La société Enron, dont les dirigeants ont été reconnus coupables de fraude et de complot, fournit un exemple extrême d'érosion de l'empathie avec des augmentations de puissance. Alors qu'Enron a adopté une déclaration officielle des principes des droits de l'homme prônant le respect, intégrité, communication et excellence, des revues rétrospectives de leadership les décrivent comme immorales, arrogant et mercenaire - exploitant les failles, manipuler les marchés et gonfler les profits dans le but de réussir.
Plus récemment, l'inquiétude concernant les abus de pouvoir des dirigeants s'est déplacée vers l'industrie de la technologie avec les directeurs généraux de Facebook, Twitter et Amazon sont de plus en plus surveillés.
Mais est-ce vraiment la faute du patron ? Le pouvoir et l'empathie dans le leadership sont une dynamique complexe. Le livre de Baron-Cohen illustre que ce ne sont pas seulement les dirigeants qui peuvent désactiver l'empathie, les adeptes peuvent le faire aussi.

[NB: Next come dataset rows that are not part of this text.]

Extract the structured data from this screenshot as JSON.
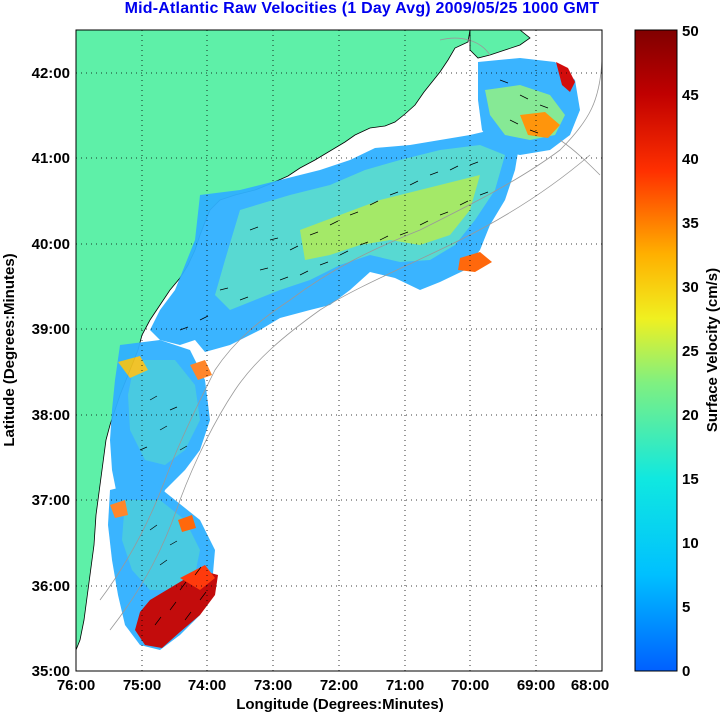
{
  "title": "Mid-Atlantic Raw Velocities (1 Day Avg) 2009/05/25 1000 GMT",
  "map": {
    "xlabel": "Longitude (Degrees:Minutes)",
    "ylabel": "Latitude (Degrees:Minutes)",
    "x_ticks": [
      "76:00",
      "75:00",
      "74:00",
      "73:00",
      "72:00",
      "71:00",
      "70:00",
      "69:00",
      "68:00"
    ],
    "y_ticks": [
      "42:00",
      "41:00",
      "40:00",
      "39:00",
      "38:00",
      "37:00",
      "36:00",
      "35:00"
    ],
    "lon_range": [
      -76,
      -68
    ],
    "lat_range": [
      35,
      42.5
    ],
    "land_color": "#5ef0a8",
    "grid": "dotted"
  },
  "colorbar": {
    "label": "Surface Velocity (cm/s)",
    "units": "cm/s",
    "range": [
      0,
      50
    ],
    "ticks": [
      "50",
      "45",
      "40",
      "35",
      "30",
      "25",
      "20",
      "15",
      "10",
      "5",
      "0"
    ],
    "colormap": "jet"
  }
}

Si les résultats du pouvoir nous sont bénéfiques, se pourrait-il que nous oubliions même un manque d'empathie chez nos dirigeants ?
Dans un paysage politique de plus en plus polarisé, nous voyons des opinions politiques différentes contestées, pas par le débat et la discussion, mais par le comportement tribal. Nous considérons souvent les groupes auxquels nous appartenons comme dignes d'empathie, le respect et la tolérance, mais pas les autres. Quoi de plus, des recherches récentes ont identifié que nous récompensons nos dirigeants pour être des opposants - niant, réfuter ou critiquer les autres, plutôt que de les responsabiliser.
Donc oui, le pouvoir peut certainement corrompre. Cela dit, si nous voulons créer des leaders vraiment empathiques, nous devons tous remettre en question notre propre comportement.
Cet article est republié à partir de The Conversation sous une licence Creative Commons. Lire l'article original.